Глава I. Бремя рода
Февральский вечер 1840 года окутал Санкт-Петербург влажной пеленой, сквозь которую тускло мерцали огни особняков на Английской набережной. Снег, подтаявший днем под неожиданно теплыми лучами солнца, теперь превращался в липкую кашу под копытами лошадей и колесами экипажей. Нева, скованная льдом, казалась застывшей серебряной лентой, отражавшей в своей мутной глубине огни фонарей и окон.
Особняк генерал-майора Николая Андреевича Северцева возвышался среди прочих строений как символ незыблемой аристократической мощи. Трехэтажное здание в стиле ампир, облицованное светло-желтым камнем, было украшено колоннами и барельефами, изображавшими военные трофеи.
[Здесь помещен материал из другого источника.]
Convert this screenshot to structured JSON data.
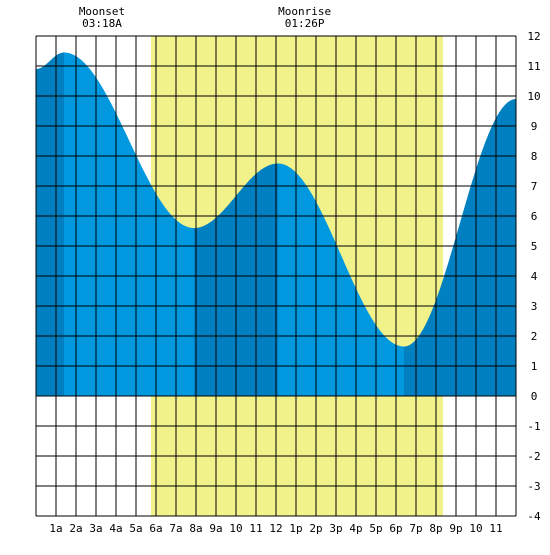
{
  "chart_data": {
    "type": "area",
    "title": "",
    "xlabel": "",
    "ylabel": "",
    "x_ticks": [
      "1a",
      "2a",
      "3a",
      "4a",
      "5a",
      "6a",
      "7a",
      "8a",
      "9a",
      "10",
      "11",
      "12",
      "1p",
      "2p",
      "3p",
      "4p",
      "5p",
      "6p",
      "7p",
      "8p",
      "9p",
      "10",
      "11"
    ],
    "y_ticks": [
      "12",
      "11",
      "10",
      "9",
      "8",
      "7",
      "6",
      "5",
      "4",
      "3",
      "2",
      "1",
      "0",
      "-1",
      "-2",
      "-3",
      "-4"
    ],
    "xlim": [
      0,
      24
    ],
    "ylim": [
      -4,
      12
    ],
    "grid": true,
    "annotations": [
      {
        "name": "Moonset",
        "time": "03:18A",
        "hour": 3.3
      },
      {
        "name": "Moonrise",
        "time": "01:26P",
        "hour": 13.43
      }
    ],
    "daylight": {
      "start_hour": 5.75,
      "end_hour": 20.35
    },
    "tide_extremes": [
      {
        "type": "high",
        "hour": 1.4,
        "height": 11.45
      },
      {
        "type": "low",
        "hour": 7.9,
        "height": 5.6
      },
      {
        "type": "high",
        "hour": 12.1,
        "height": 7.75
      },
      {
        "type": "low",
        "hour": 18.4,
        "height": 1.65
      }
    ],
    "series": [
      {
        "values_hour": [
          0,
          1.4,
          7.9,
          12.1,
          18.4,
          24
        ],
        "values_height": [
          10.9,
          11.45,
          5.6,
          7.75,
          1.65,
          9.9
        ]
      }
    ],
    "colors": {
      "daylight": "#f2f28a",
      "tide_light": "#0099e0",
      "tide_dark": "#0080c0",
      "grid": "#000000"
    }
  }
}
Широкие окна первого этажа светились ровным золотистым светом множества свечей, а над главным входом красовался фамильный герб Северцевых – двуглавый орел, держащий в когтях меч и лавровую ветвь.
Внутри особняка царила атмосфера торжественной строгости. Высокие потолки, украшенные лепниной работы итальянских мастеров, мраморные колонны, привезенные из каррарских каменоломен, паркетные полы из благородных пород дерева – всё говорило о богатстве и знатности рода. Стены были увешаны портретами предков в военных мундирах, а в простенках между окон стояли витрины с боевыми наградами и памятными кубками.
В кабинете генерала, расположенном на втором этаже, горел камин, бросая неровные тени на кожаные переплеты книг, занимавших всю стену от пола до потолка. За массивным дубовым столом, инкрустированным бронзой, сидел сам хозяин дома – Николай Андреевич Северцев, мужчина лет пятидесяти, с седеющими висками и проницательными серыми глазами. На его лице, изборожденном морщинами и шрамами – свидетелями многих сражений, читались усталость и какая-то внутренняя тревога.
Напротив него, в кресле, обитом темно-зеленым бархатом, сидела его супруга – Екатерина Владимировна, урожденная княжна Вяземская. Женщина сорока пяти лет, она сохранила остатки былой красоты: правильные черты лица, изящную осанку, благородную посадку головы. Но в ее темных глазах мелькала та же тревога, что и в глазах мужа, и тонкие пальцы нервно перебирали кружева на рукавах платья.
– Екатерина Владимировна, – произнес генерал, откладывая в сторону документы, которые просматривал, – настало время принять решение относительно будущего Александра. Ему уже шестнадцать, и дальше откладывать нельзя.
Княжна подняла глаза на мужа, и в них отразилась целая буря чувств – материнская любовь, тревога за сына, понимание неизбежности того момента, которого она так боялась.
– Николай Андреевич, – тихо промолвила она, – неужели нет другого пути? Неужели он непременно должен служить? Вы же видите, какой он… не такой, как другие мальчики его возраста.
Генерал встал из-за стола и подошел к окну, глядя на заснеженный двор, где чернели голые ветви лип.
– Что значит "не такой"? – в его голосе звучала плохо скрываемая горечь. – Он дворянин, сын генерала, потомок славного рода. Его прадед пал под Полтавой, дед – при Бородине. Неужели он будет первым в нашем роду, кто уклонится от служения Отечеству?
– Но он же философствует, читает… вчера я застала его за изучением каких-то богословских трактатов, – в голосе Екатерины Владимировны звучала растерянность. – Он спрашивает о смысле жизни, о справедливости, о том, имеет ли человек право убивать другого человека, пусть даже врага… Разве это обычные мысли для юноши его лет?
Генерал резко обернулся, и на его лице отразилась смесь раздражения и беспокойства.
– Именно поэтому ему и нужна военная служба! Она отобьет у него охоту к пустым мечтаниям, научит дисциплине, сделает из него настоящего мужчину. Я уже договорился с полковником Мещерским – Александр будет зачислен корнетом в лейб-гвардии Гусарский полк.